> Amazon already has not been paying any sort of income tax to the EU.
That should be expected, because
https://european-union.europa.eu/priorities-and-actions/acti...
> The EU does not have a direct role in collecting taxes or setting tax rates.
> There was a lawsuit in Belgium but Amazon has won that in late-2024 since they had a separate agreement in/with Luxembourg.
Dec 2023.
> Speaking for EU, all big tech already not paying taxes one way or another, either using Dublin/Ireland (Google, Amazon, Microsoft, Meta, ...) and Luxembourg (Amazon & Microsoft as far as I can tell) to avoid such corporate/income taxes. Simply possible because all the earnings go back to the U.S. entity in terms of "IP rights".
Ireland (due to pressure from EU) closed this in 2020. The amount of tax collected by Ireland quadrupled. See Figure 5 and 6 in link below.
https://budgetmodel.wharton.upenn.edu/issues/2024/10/14/the-...
I find it funny because;
1. Amazon reports 250bn$+ revenue for entire EU in 2025. (of course, revenue != profit) while all 250bn$+ evaporates to somewhere. Their own page [1] reports 225k employees across EU, meaning that each employee returns whopping 1 million plus dollars! While being compensated less than 10% of their value!
2. In their own article [1], they boast how they invested (translated; smuggled money out) and enabled SMEs 20bn$+ revenue. (Like seriously, less than 10%?! actually goes back into the economy...)
3. Amazon says that they have invested 250bn$ in EU since 2010. It is completely unknown what or where that was invested. I do not see my street lightning being improved by the Amazon's investment or garbage being collected better.
4. Luxembourg's GDP is ~95bn$ in 2025. Amazon has contributed to that with the 0$ corporate tax.
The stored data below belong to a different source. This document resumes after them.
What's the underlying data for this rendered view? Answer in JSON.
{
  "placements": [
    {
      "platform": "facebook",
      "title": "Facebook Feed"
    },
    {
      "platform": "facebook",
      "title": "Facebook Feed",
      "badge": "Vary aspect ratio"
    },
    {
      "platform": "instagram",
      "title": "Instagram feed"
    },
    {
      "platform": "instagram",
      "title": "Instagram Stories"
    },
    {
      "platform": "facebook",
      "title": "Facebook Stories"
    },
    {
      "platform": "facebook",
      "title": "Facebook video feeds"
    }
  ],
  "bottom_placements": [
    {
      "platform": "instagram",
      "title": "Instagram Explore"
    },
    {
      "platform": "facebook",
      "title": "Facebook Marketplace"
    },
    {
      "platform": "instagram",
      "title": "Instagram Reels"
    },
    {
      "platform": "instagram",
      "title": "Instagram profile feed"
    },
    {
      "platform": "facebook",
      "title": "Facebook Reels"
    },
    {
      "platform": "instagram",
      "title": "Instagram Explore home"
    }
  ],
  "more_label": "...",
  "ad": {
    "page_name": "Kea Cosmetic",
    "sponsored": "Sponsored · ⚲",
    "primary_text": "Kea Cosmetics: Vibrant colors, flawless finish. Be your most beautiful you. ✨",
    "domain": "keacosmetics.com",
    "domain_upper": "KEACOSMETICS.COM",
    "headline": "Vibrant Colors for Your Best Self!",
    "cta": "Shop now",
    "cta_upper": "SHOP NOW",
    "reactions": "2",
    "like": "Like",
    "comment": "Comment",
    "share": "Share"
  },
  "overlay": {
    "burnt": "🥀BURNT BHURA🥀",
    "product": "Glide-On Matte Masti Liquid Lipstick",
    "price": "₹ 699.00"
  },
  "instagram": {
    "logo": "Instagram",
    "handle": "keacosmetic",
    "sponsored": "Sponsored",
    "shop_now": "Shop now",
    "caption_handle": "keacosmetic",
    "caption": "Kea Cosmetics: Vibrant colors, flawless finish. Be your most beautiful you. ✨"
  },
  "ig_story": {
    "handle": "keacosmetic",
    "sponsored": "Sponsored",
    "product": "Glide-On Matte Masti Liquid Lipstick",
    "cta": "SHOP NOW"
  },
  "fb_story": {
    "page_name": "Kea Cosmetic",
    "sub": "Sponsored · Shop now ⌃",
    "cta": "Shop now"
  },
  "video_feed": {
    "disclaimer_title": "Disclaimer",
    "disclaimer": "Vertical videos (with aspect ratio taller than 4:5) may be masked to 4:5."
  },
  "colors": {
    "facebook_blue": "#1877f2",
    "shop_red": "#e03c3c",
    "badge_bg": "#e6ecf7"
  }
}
Obviously they employed about 4.5k people which they've decided to let go about 10% of them. Where the median/average yearly gross salary stands somewhere around 80k eur, it is hardly anywhere near 1mm+$ total income. I am guessing that they heat up the offices with burning the remaining cash...
[1]: https://www.aboutamazon.eu/news/job-creation-and-investment/...
For the date of the verdict for Amazon vs EU, apologies. The article date was November 2024 in the source [2].
[2]: https://www.techtimes.com/articles/308509/20241129/amazons-2...
For the Ireland, I only knew similarities between Luxembourg and specific laws allowing such loopholes pre-brexit period. The source is certainly interesting and I need to dive deeper to understand better.
> any sort of income tax to the EU.
Its clear that OP means "in the EU".
> Ireland (due to pressure from EU) closed this in 2020. The amount of tax collected by Ireland quadrupled. See Figure 5 and 6 in link below.
And Ireland fought against this tooth and nail. Yes, a country was fighting to have less income. All out of fear that the companies will leave the little tax heaven. Did they leave? No ...
> See Figure 5 and 6 in link below.
Figure 7 is also interesting if we look at the tax income increase and the outbound.